When Family Money Decisions Come Home to Roost
Here's a situation that touches on the messiest intersection of family dynamics and personal finance. A post on the r/AITJ subreddit has sparked heated debate after a 27-year-old woman explained why she refused to take in her 56-year-old mother who's suddenly facing a housing crunch.
The backstory matters here. The mother sold her home and gave the entire proceeds to her 24-year-old son so he could buy a place with his girlfriend. Fast forward to now, and her landlord raised the rent on her current place. Suddenly, she needs somewhere to live and turned to her daughter, asking to move into her two-bedroom apartment.
When the daughter said no, the mother accused her of "punishing me for helping family." Which is an interesting framing, considering the daughter wasn't the family member who got helped with the house money.
The Space Issue and the Fairness Question
The daughter shares her two-bedroom apartment with her fiancé. She says they simply don't have room for another person. But beyond the practical space constraints, there's a deeper issue at play about choices and consequences.
According to the post, the mother had options when she sold her property. She chose to give the proceeds to her younger son so he could purchase a home. That decision put her in a rental situation, and now that rental situation has become financially difficult with the rent increase.
The daughter feels caught between guilt and principle. She wrote that her mother made a financial decision that created this problem and now wants her to solve it, even though she wasn't the beneficiary of that original decision.
Brother Weighs In From His New Home
Adding fuel to this family fire, the younger brother called his sister "cold and heartless" because their mother "has nowhere else to go." The irony wasn't lost on internet commenters: he's making this argument from the home he was able to buy with their mother's money.
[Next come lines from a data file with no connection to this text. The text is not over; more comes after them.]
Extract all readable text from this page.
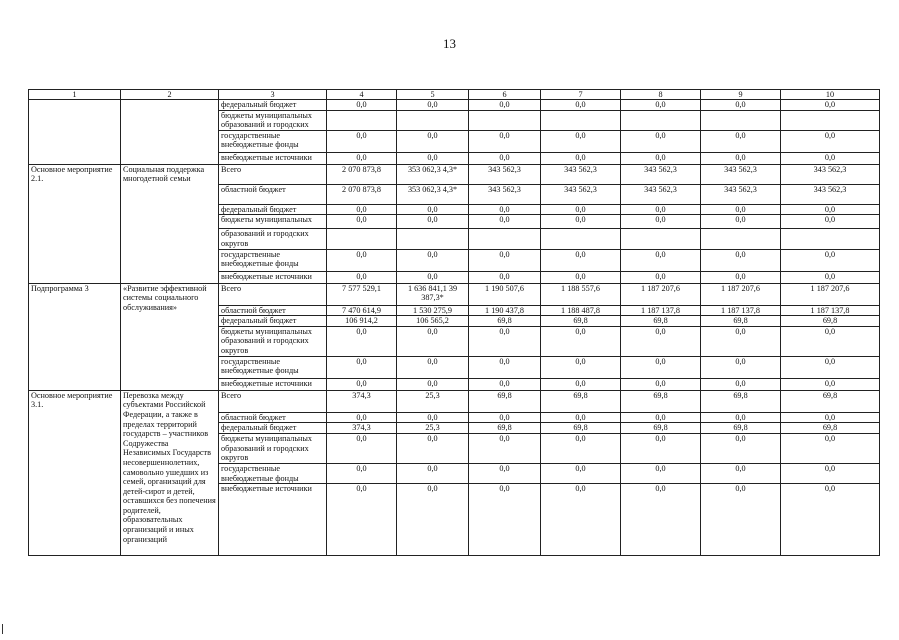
13
1	2	3	4	5	6	7	8	9	10
		федеральный бюджет	0,0	0,0	0,0	0,0	0,0	0,0	0,0
		бюджеты муниципальных образований и городских							
		государственные внебюджетные фонды	0,0	0,0	0,0	0,0	0,0	0,0	0,0
		внебюджетные источники	0,0	0,0	0,0	0,0	0,0	0,0	0,0
Основное мероприятие 2.1.	Социальная поддержка многодетной семьи	Всего	2 070 873,8	353 062,3 4,3*	343 562,3	343 562,3	343 562,3	343 562,3	343 562,3
		областной бюджет	2 070 873,8	353 062,3 4,3*	343 562,3	343 562,3	343 562,3	343 562,3	343 562,3
		федеральный бюджет	0,0	0,0	0,0	0,0	0,0	0,0	0,0
		бюджеты муниципальных	0,0	0,0	0,0	0,0	0,0	0,0	0,0
		образований и городских округов							
		государственные внебюджетные фонды	0,0	0,0	0,0	0,0	0,0	0,0	0,0
		внебюджетные источники	0,0	0,0	0,0	0,0	0,0	0,0	0,0
Подпрограмма 3	«Развитие эффективной системы социального обслуживания»	Всего	7 577 529,1	1 636 841,1 39 387,3*	1 190 507,6	1 188 557,6	1 187 207,6	1 187 207,6	1 187 207,6
		областной бюджет	7 470 614,9	1 530 275,9	1 190 437,8	1 188 487,8	1 187 137,8	1 187 137,8	1 187 137,8
		федеральный бюджет	106 914,2	106 565,2	69,8	69,8	69,8	69,8	69,8
		бюджеты муниципальных образований и городских округов	0,0	0,0	0,0	0,0	0,0	0,0	0,0
		государственные внебюджетные фонды	0,0	0,0	0,0	0,0	0,0	0,0	0,0
		внебюджетные источники	0,0	0,0	0,0	0,0	0,0	0,0	0,0
Основное мероприятие 3.1.	Перевозка между субъектами Российской Федерации, а также в пределах территорий государств – участников Содружества Независимых Государств несовершеннолетних, самовольно ушедших из семей, организаций для детей-сирот и детей, оставшихся без попечения родителей, образовательных организаций и иных организаций	Всего	374,3	25,3	69,8	69,8	69,8	69,8	69,8
		областной бюджет	0,0	0,0	0,0	0,0	0,0	0,0	0,0
		федеральный бюджет	374,3	25,3	69,8	69,8	69,8	69,8	69,8
		бюджеты муниципальных образований и городских округов	0,0	0,0	0,0	0,0	0,0	0,0	0,0
		государственные внебюджетные фонды	0,0	0,0	0,0	0,0	0,0	0,0	0,0
		внебюджетные источники	0,0	0,0	0,0	0,0	0,0	0,0	0,0
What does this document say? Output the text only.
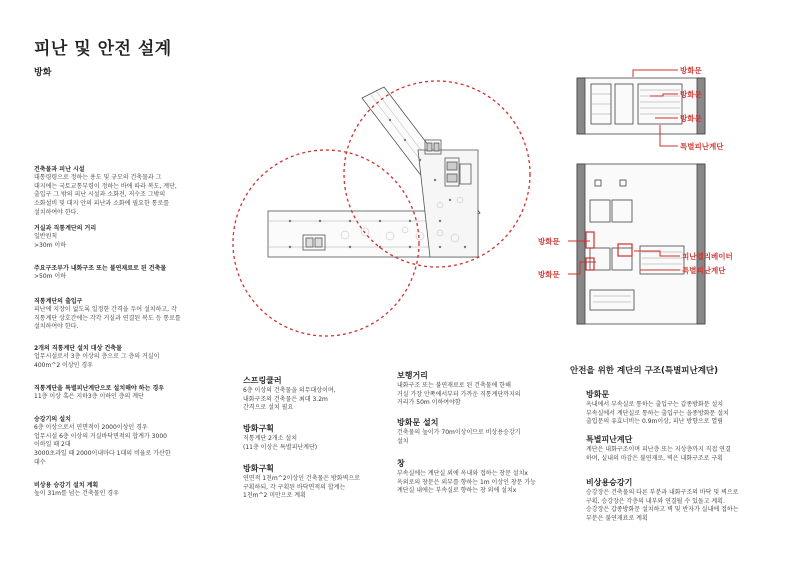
피난 및 안전 설계
방화

건축물과 피난 시설
대통령령으로 정하는 용도 및 규모의 건축물과 그
대지에는 국토교통부령이 정하는 바에 따라 복도, 계단,
출입구 그 밖의 피난 시설과 소화전, 저수조 그밖의
소화설비 및 대지 안의 피난과 소화에 필요한 통로를
설치하여야 한다.

거실과 직통계단의 거리
일반원칙
>30m 이하

주요구조부가 내화구조 또는 불연재료로 된 건축물
>50m 이하

직통계단의 출입구
피난에 지장이 없도록 일정한 간격을 두어 설치하고, 각
직통계단 상호간에는 각각 거실과 연결된 복도 등 통로를
설치하여야 한다.

2개의 직통계단 설치 대상 건축물
업무시설로서 3층 이상의 층으로 그 층의 거실이
400m^2 이상인 경우

직통계단을 특별피난계단으로 설치해야 하는 경우
11층 이상 혹은 지하3층 이하인 층의 계단

승강기의 설치
6층 이상으로서 연면적이 2000이상인 경우
업무시설 6층 이상의 거실바닥면적의 합계가 3000
이하일 때 2대
3000초과일 때 2000이내마다 1대의 비율로 가산한
대수

비상용 승강기 설치 계획
높이 31m를 넘는 건축물인 경우

스프링쿨러
6층 이상의 건축물을 의무대상이며,
내화구조의 건축물은 최대 3.2m
간격으로 설치 필요
방화구획
직통계단 2개소 설치
(11층 이상은 특별피난계단)
방화구획
연면적 1천m^2이상인 건축물은 방화벽으로
구획하되, 각 구획된 바닥면적의 합계는
1천m^2 미만으로 계획
보행거리
내화구조 또는 불연재료로 된 건축물에 한해
거실 가장 안쪽에서부터 가까운 직통계단까지의
거리가 50m 이하여야함
방화문 설치
건축물의 높이가 70m이상이므로 비상용승강기
설치
창
부속실에는 계단실 외에 옥내와 접하는 창문 설치x
옥외로의 창문은 외부를 향하는 1m 이상인 창문 가능
계단실 내에는 부속실로 향하는 창 외에 설치x
안전을 위한 계단의 구조(특별피난계단)
방화문
옥내에서 부속실로 통하는 출입구는 갑종방화문 설치
부속실에서 계단실로 통하는 출입구는 을종방화문 설치
출입문의 유효너비는 0.9m이상, 피난 방향으로 열림
특별피난계단
계단은 내화구조이며 피난층 또는 지상층까지 직접 연결
하며, 실내의 마감은 불연재로, 벽은 내화구조로 구획
비상용승강기
승강장은 건축물의 다른 부분과 내화구조의 바닥 및 벽으로
구획, 승강장은 각층의 내부와 연결될 수 있돌고 계획.
승강장은 갑종방화문 설치하고 벽 및 반자가 실내에 접하는
부분은 불연재료로 계획
방화문
방화문
방화문
특별피난계단
방화문
방화문
피난엘리베이터
특별피난계단
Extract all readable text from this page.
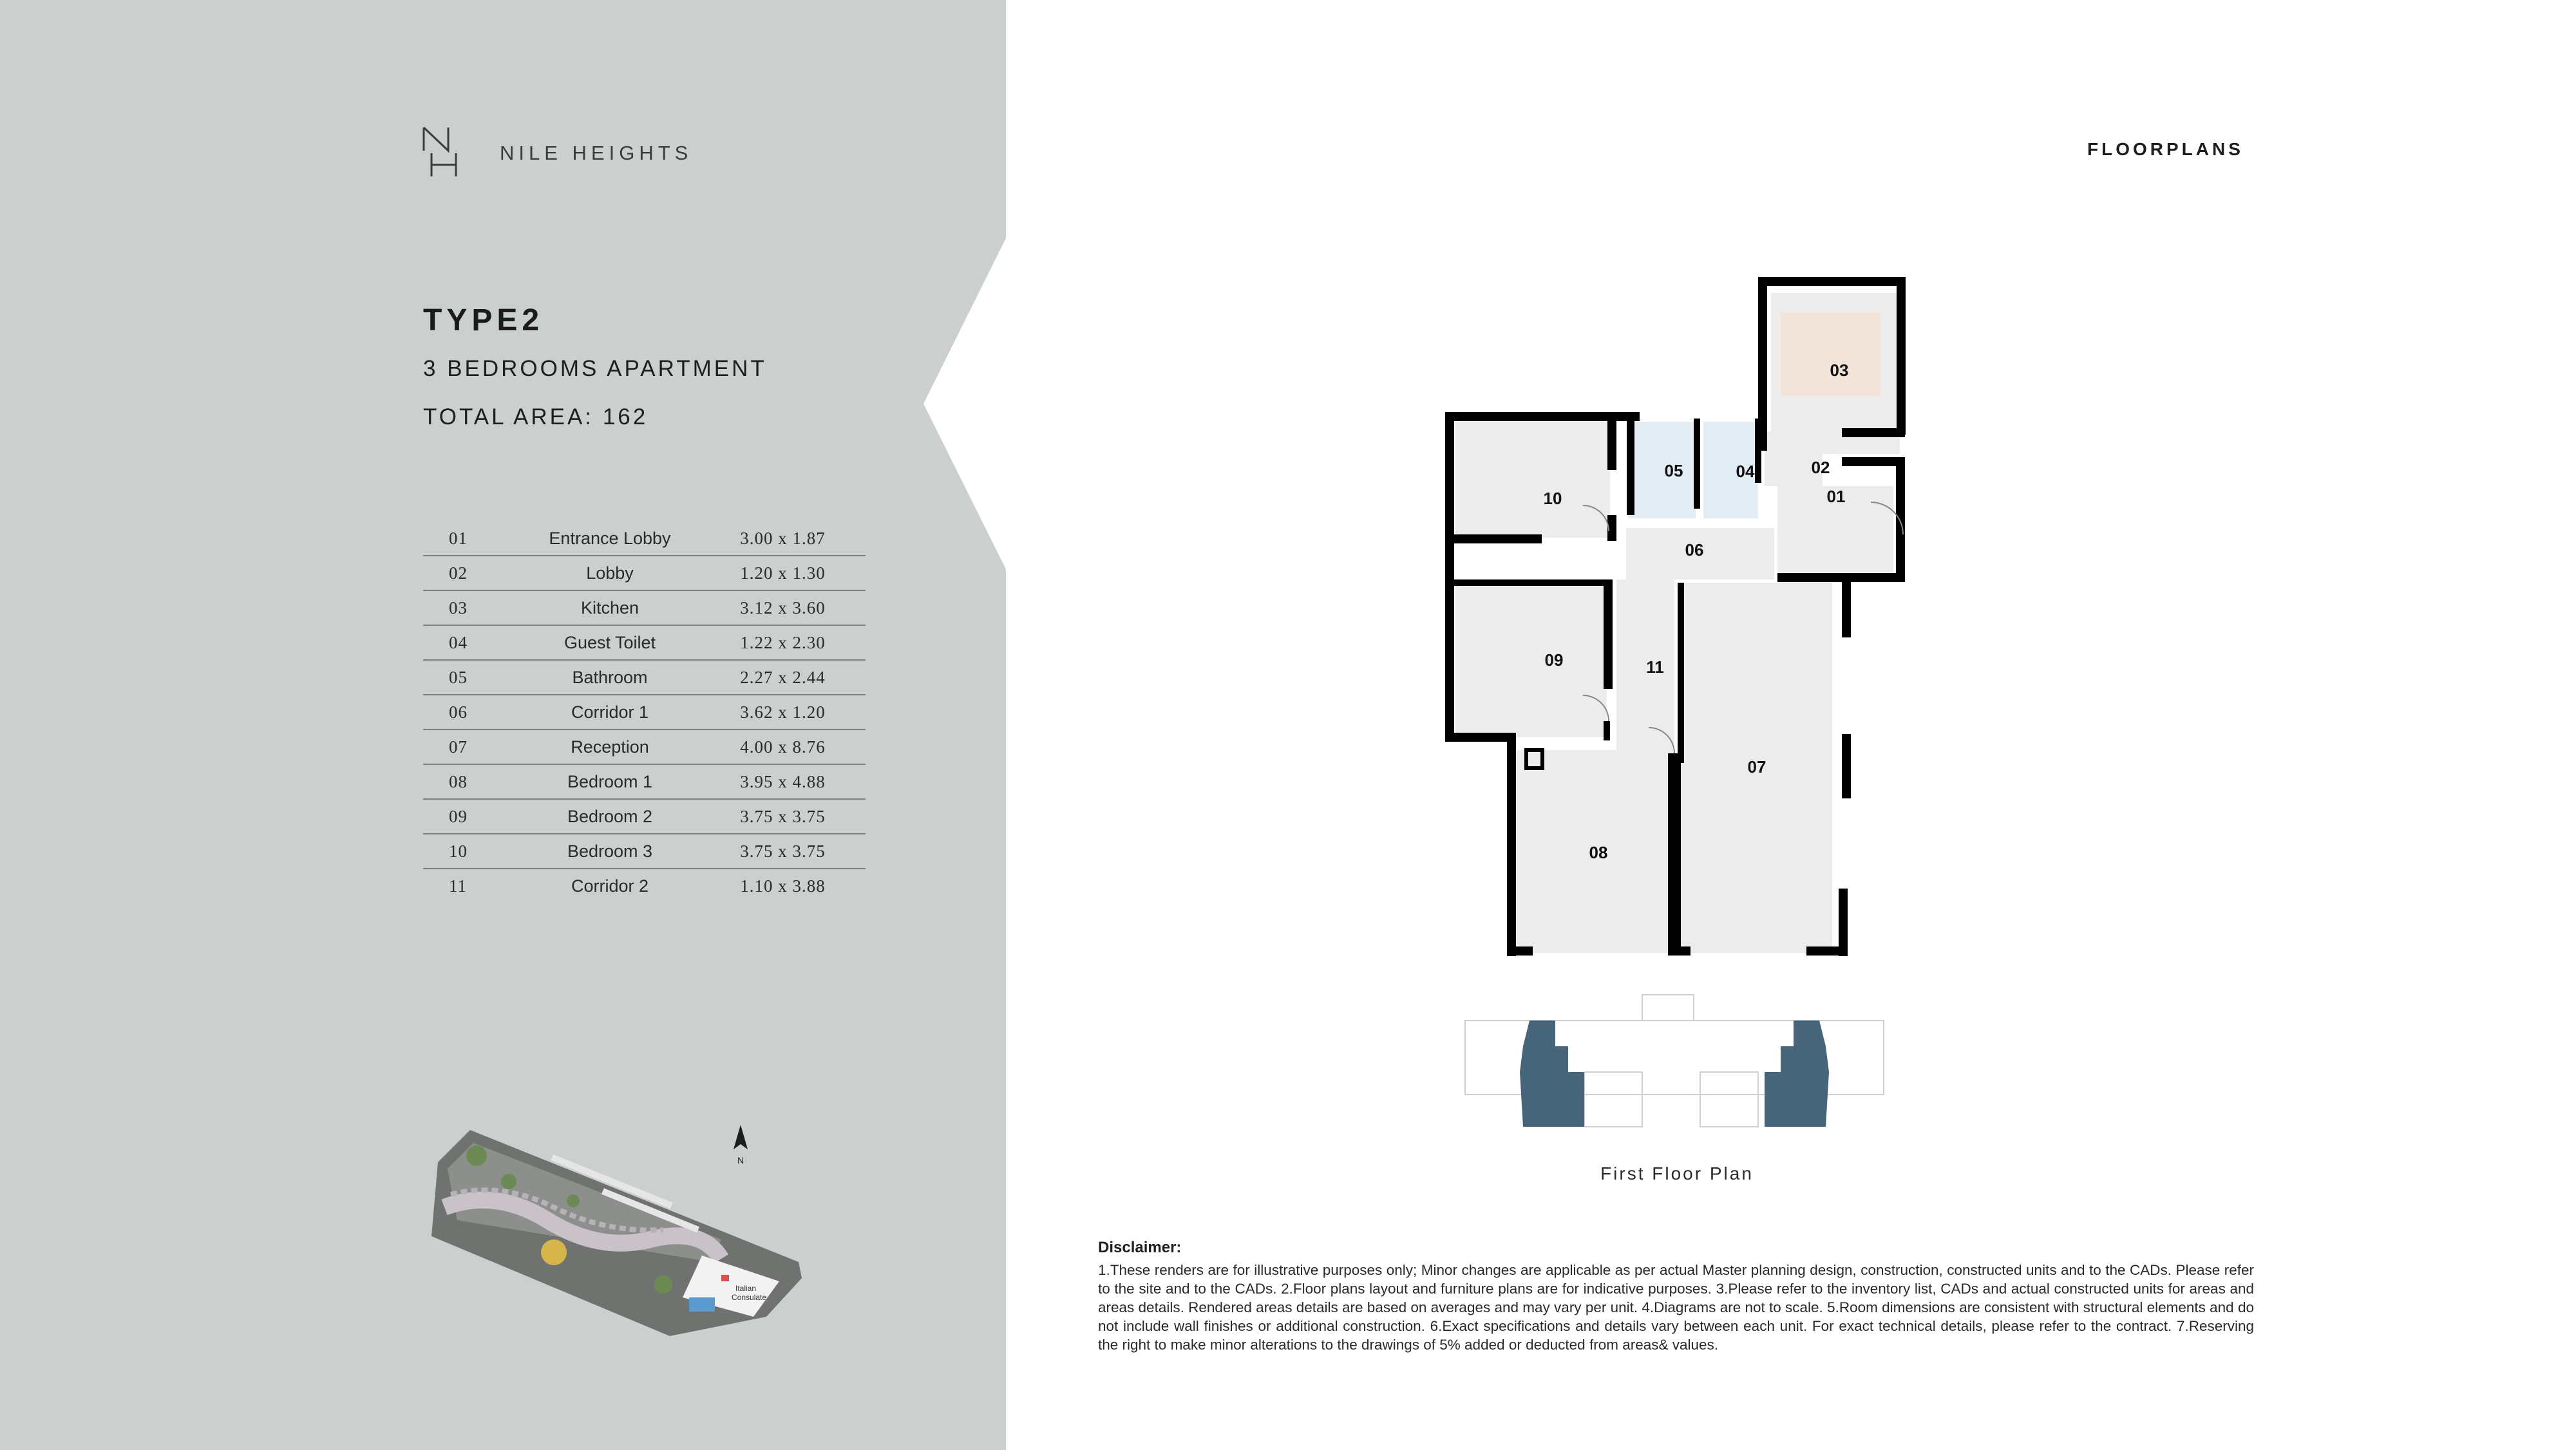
NILE HEIGHTS
TYPE2
3 BEDROOMS APARTMENT
TOTAL AREA: 162
01	Entrance Lobby	3.00 x 1.87
02	Lobby	1.20 x 1.30
03	Kitchen	3.12 x 3.60
04	Guest Toilet	1.22 x 2.30
05	Bathroom	2.27 x 2.44
06	Corridor 1	3.62 x 1.20
07	Reception	4.00 x 8.76
08	Bedroom 1	3.95 x 4.88
09	Bedroom 2	3.75 x 3.75
10	Bedroom 3	3.75 x 3.75
11	Corridor 2	1.10 x 3.88
Italian
Consulate
N
FLOORPLANS
01
02
03
04
05
06
07
08
09
10
11
First Floor Plan
Disclaimer:
1.These renders are for illustrative purposes only; Minor changes are applicable as per actual Master planning design, construction, constructed units and to the CADs. Please refer to the site and to the CADs. 2.Floor plans layout and furniture plans are for indicative purposes. 3.Please refer to the inventory list, CADs and actual constructed units for areas and areas details. Rendered areas details are based on averages and may vary per unit. 4.Diagrams are not to scale. 5.Room dimensions are consistent with structural elements and do not include wall finishes or additional construction. 6.Exact specifications and details vary between each unit. For exact technical details, please refer to the contract. 7.Reserving the right to make minor alterations to the drawings of 5% added or deducted from areas& values.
The pressure is real. The daughter wrote about feeling guilty while also believing she has a right to boundaries in her own home and questioning why she should bear the consequences of a financial gift she never received.
Reddit users came out swinging in support of the daughter. One commenter wrote, "Not the jerk, brother has funds to house her." Another put it bluntly: "Not the jerk for real, she chose to give the house to your brother. That's on her, not you. You're allowed to have boundaries in your own home."
Perhaps the most pointed response came from a user who noted, "The solution seems pretty obvious. He got the house money, he can provide the house."
This case illustrates how financial decisions within families create ripple effects that go far beyond dollars and cents. When you make choices about who gets what, you're also making implicit choices about who owes what later. The mother helped one child financially and now needs help herself, but she's asking a different child to provide it. That asymmetry is exactly what's driving the tension here.